Monday, 17 November 2014

Here Comes Everybody

James Joyce aficionados (or maybe Pogues fans) will recognise the title of this post.  For reasons I have long forgotten and have no wish to be reminded of, the pattern HCE crops up throughout Finnegans Wake, and "Here Comes Everybody" was the title of an early draft.  However, relax, this post does not concern that eternally baffling dead-end of literary endeavour (that Highly Compacted Encyclopaedia,  Heavily Concentrated Entertainment, Highly Confusing Ennui, Higher Camp Exemplified, et bloody cetera).

I'm drawing your attention to another book with that title, Here Comes Everybody: Chris Killip's Irish Photographs (Thames & Hudson, 2009).  As you probably realise, I have a bit of a photo-book habit, and buy them more readily and more frequently than is normal or necessary.  My collection would not compare with that of, say, Martin Parr (whose would?), but is substantial, and I like to think it is made up of carefully chosen, unusually interesting and valuable items.


"Value" is a relative and highly negotiable term, of course.  It is a matter of principle for me that I don't pay "collector's prices" for books, which can be extremely silly.  I either buy them new, or search for overlooked bargains, like an antique dealer at a car-boot sale.  One of the prizes I obtained quite early on was a hardback copy of Chris Killip's Isle of Man, a quietly powerful collection of monochrome portraits and landscapes of his native island published by the Arts Council in 1980, which is fairly scarce in paperback, and very rare in hardback.  In good condition, signed, copies sell for a lot of money -- sometimes in excess of £500.  I have no idea why someone would pay £500 for a book published in 1980.  Mine cost me £25.

But, at the risk of sounding pious, true value is not measured in money.  One of the books I take down most often is Killip's more recent Here Comes Everybody.
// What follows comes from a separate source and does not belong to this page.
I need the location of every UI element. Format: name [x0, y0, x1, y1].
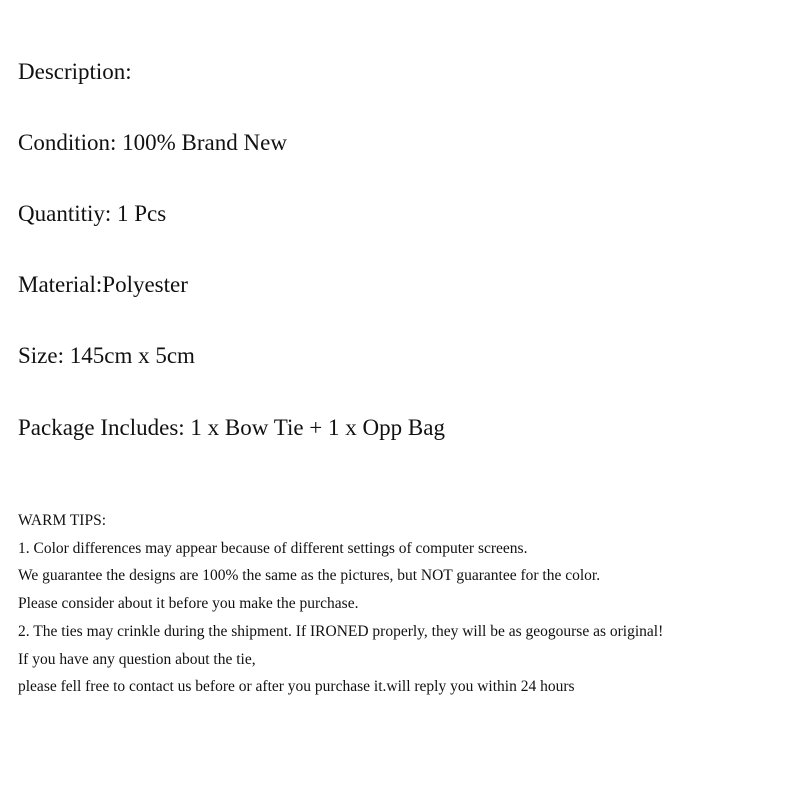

Price-wise, in collector's terms, the regular hardback edition is worth next to nothing.  The cheapest copy on Abebooks right now will cost you £6 plus postage.  It clearly didn't sell well, too many were printed, and "as new" copies are everywhere.  But it's a book that I think has real magic and I recommend it to you.
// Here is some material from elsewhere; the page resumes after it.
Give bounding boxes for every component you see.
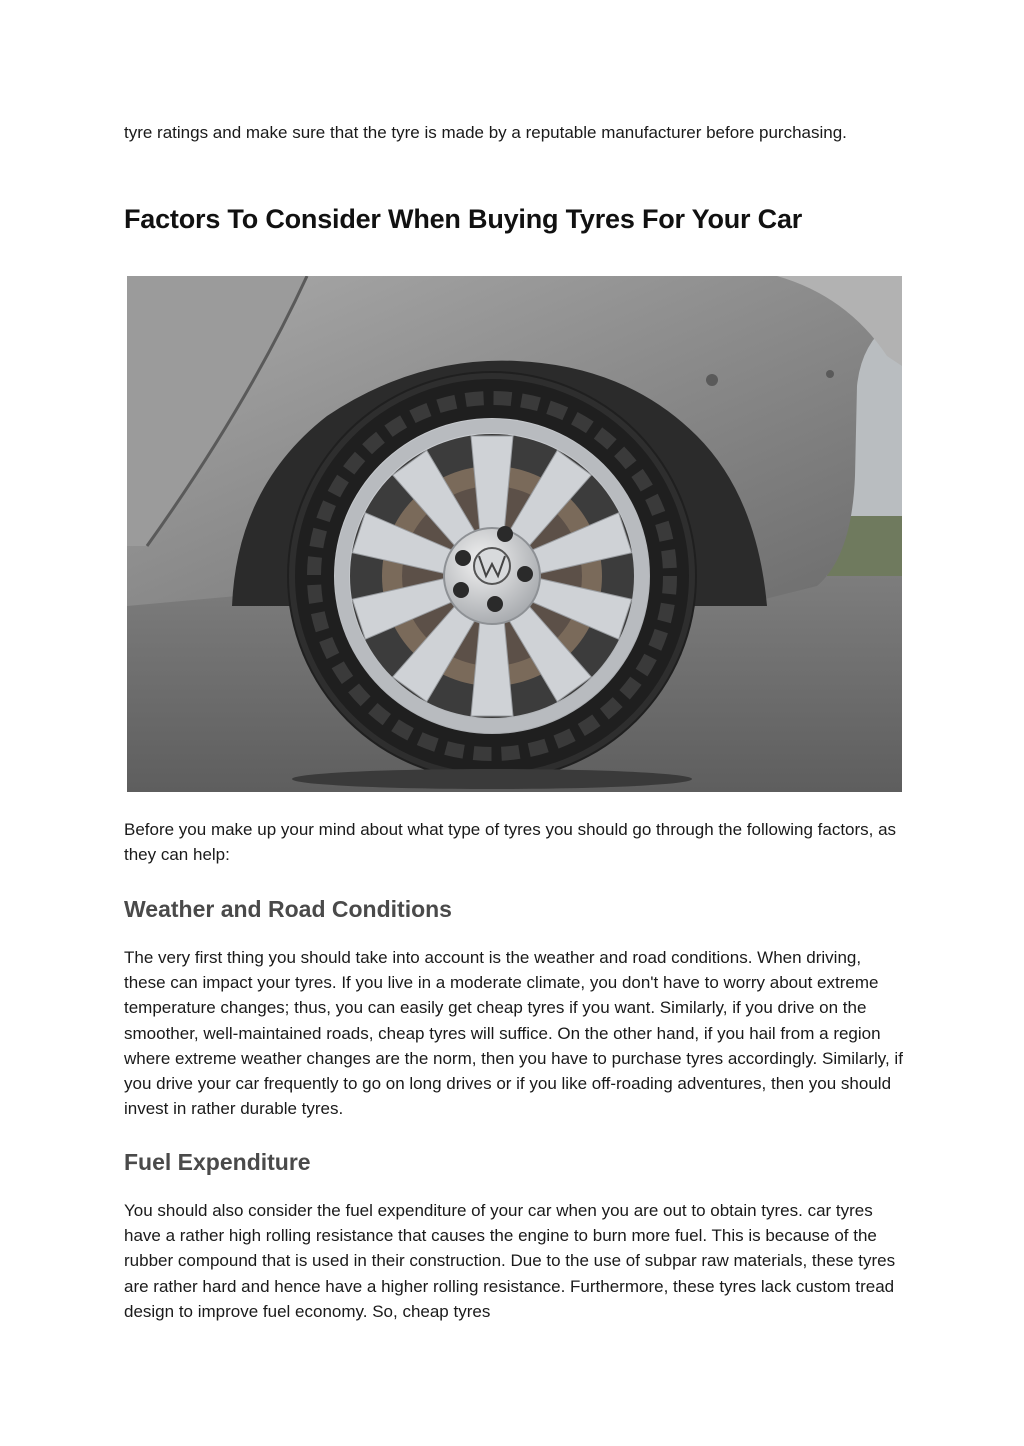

It's essentially a facsimile of an album of postcard-sized prints made by Chris Killip on visits to Ireland between 1993 and 2005.  On the left-hand pages are monochrome images of the famous (and much photographed) Croagh Patrick pilgrimage, and on the facing pages are colour images of the scenery and people of the west of Ireland, many of which are among the most evocative and visually-exciting colour landscape photographs you could hope to see anywhere.

Many have complained that the images are "too small", but they're missing the point: this is photography as memory, images compiled into an album sequence as practised by everyone, but brought to a pitch of perfection by a major contemporary photographer.  It's moving, exciting, encouraging and intriguing, all at once, everything a photo-book should be.  Did I say you can pick up a copy for £6.00?

One intriguing note.  Killip writes in his introduction that
I had previously resisted going to Ireland since Markéta Luskačová, the mother of my son, and Josef Koudelka, who introduced me to her, had both photographed there, and I felt that it was not my 'territory'.
I hadn't been aware of this connection between three of photography's "celebs".  You will probably know Josef Koudelka's work (you certainly ought to), but may not know of Markéta Luskačová.  Not so long ago, I used to recommend her retrospective collection, published by Torst in 2001, as the greatest photo-book bargain currently available.  It's "humanist" photography of the highest order, in a beautifully produced volume, and could be bought absurdly cheaply, like Here Comes Everybody.  No longer.  And I see even the little paperback catalogue of her exhibition Pilgrims, held at the Victoria & Albert Museum in 1983, is hovering around the £200 mark.  Curse you, collectors with deep pockets!

As to the idea of "territory", it's a very real thing, and deeply felt, absurd as that is where photography is concerned.  I recall recently being down by the docks one weekday morning, and crossing the path of another photographer, who was encumbered with a tripod and some weighty "L" series Canon lenses.  Not your casual snapper.  As he checked the Fuji X-E1 slung round my neck -- also not your casual snapper -- you could almost see the thought balloon above his head, "Hey, what are you doing here?  These are MY docks!"  No, my friend, I'm afraid they're MY docks, now...


N.B. If you want a cheap introduction to Chris Killip's work as a whole, there's a decent selection in one of those cute little "Phaidon 55" books (a nice series, all of which are worth getting hold of, I think).

4 comments:

Zouk Delors said...

Couldn't help noticing those cranes appear to be giving Nazi salutes. Not in your docks, surely?

Mike C. said...

Hmm, you may be right. I'll go down later and have a word.

Bizarrely, I've only just discovered there has been a BBC TV series on Southampton docks, "Sea City" (shows how little TV I watch). "Must-see TV" or what?

Mike

Zouk Delors said...

I'll add it to my Must-See-TV list, and push "TV set" up a notch on my Must-Get list.

Kent Wiley said...

Zouk, "I don't even own a television machine."